MILWAUKEE — For the first time in nearly two years, Milwaukee activists met to do violence prevention outreach in the community without one of their biggest supporters. Hamid Abd-Al-Jabbar.
"It gives me great pleasure and honor that his spirit can live on through this," said Hamid's wife, Desilynn Abd-Al-Jabbar.
"Every weekend we'd do stuff like this, and every day he would call me and say, 'What are we doing this weekend'," said David Muhammad, a member of the Muhammad Mosque #3.
The 51-year-old died unexpectedly back in February, leaving a legacy of trying to heal communities and stopping the violence behind now for his family and friends to continue.
"It's an honor to be out here in his remembrance, but also this is what he was committed to, and this is what we're all committed to every day," said Reggie Moore, the director of Milwaukee's Office of Violence Prevention.
On Saturday, dozens of violence prevention groups from around the city came together to do some outreach work within the community talking to neighbors about what they can do to help stop the violence.
"Our community needs that healing, and that's what he wanted.

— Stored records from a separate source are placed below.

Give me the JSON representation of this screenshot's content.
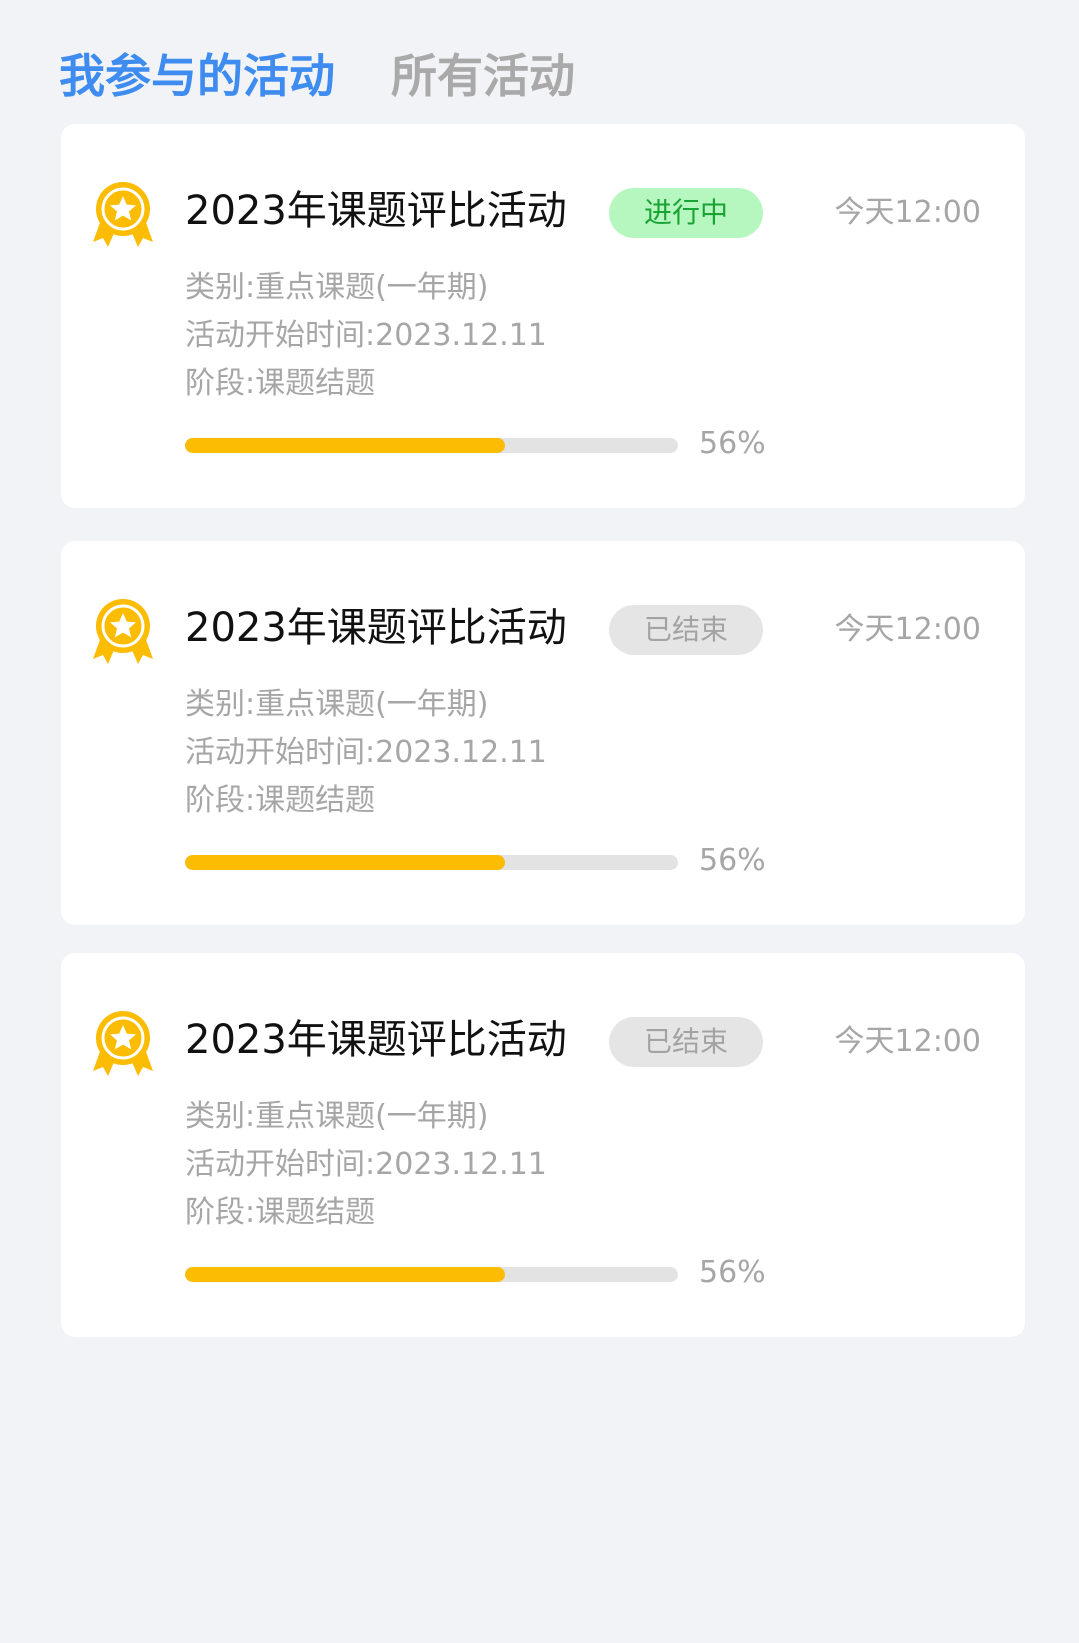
{
  "tabs": [
    {
      "label": "我参与的活动",
      "active": true
    },
    {
      "label": "所有活动",
      "active": false
    }
  ],
  "cards": [
    {
      "title": "2023年课题评比活动",
      "status": "进行中",
      "status_type": "ongoing",
      "time": "今天12:00",
      "category": "类别:重点课题(一年期)",
      "start": "活动开始时间:2023.12.11",
      "stage": "阶段:课题结题",
      "progress_label": "56%",
      "progress": 0.65,
      "icon": "medal-icon"
    },
    {
      "title": "2023年课题评比活动",
      "status": "已结束",
      "status_type": "ended",
      "time": "今天12:00",
      "category": "类别:重点课题(一年期)",
      "start": "活动开始时间:2023.12.11",
      "stage": "阶段:课题结题",
      "progress_label": "56%",
      "progress": 0.65,
      "icon": "medal-icon"
    },
    {
      "title": "2023年课题评比活动",
      "status": "已结束",
      "status_type": "ended",
      "time": "今天12:00",
      "category": "类别:重点课题(一年期)",
      "start": "活动开始时间:2023.12.11",
      "stage": "阶段:课题结题",
      "progress_label": "56%",
      "progress": 0.65,
      "icon": "medal-icon"
    }
  ],
  "colors": {
    "accent": "#3f8cf0",
    "medal": "#fcbc02",
    "progress": "#fcbc02",
    "ongoing_bg": "#b6f7c0",
    "ongoing_text": "#1aa334",
    "ended_bg": "#e5e5e5",
    "ended_text": "#a3a3a3"
  }
}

And I want it," said Desilynn.
The outreach also comes off the heels of a triple shooting that took place early Saturday morning that killed a 19-year-old man and sent two others to the hospital.
"It's the killing and the destruction and death in our community that has gone up in spite of the pandemic," said Muhammad.

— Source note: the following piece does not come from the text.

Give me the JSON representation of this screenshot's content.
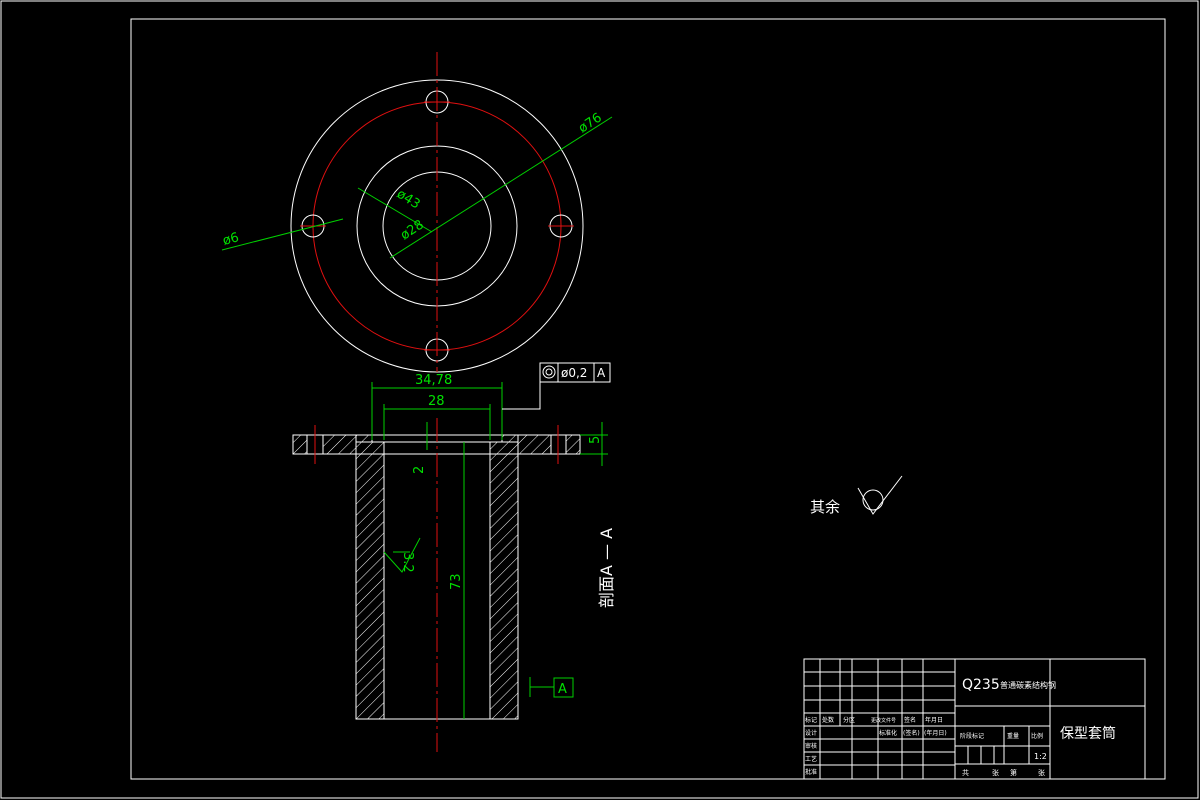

Following the deadliest year ever recorded for the city of Milwaukee in 2020, TMJ4 decided to take a closer look to see where the city currently stands when it comes to the number of homicides in 2021 compared to last year. According to data from the Milwaukee Police Department, the number of homicides this year is currently down by 31%, but data shows non-fatal shootings are on the rise.
"It's extremely concerning, it's a direct connection that if you have high levels of non-fatal shooting's you can likely have increasing levels of homicides," said Moore.
Which is why community activists say it's critical that they continue these violence prevention outreach efforts to help stop the cycle and make Hamid's dream a reality.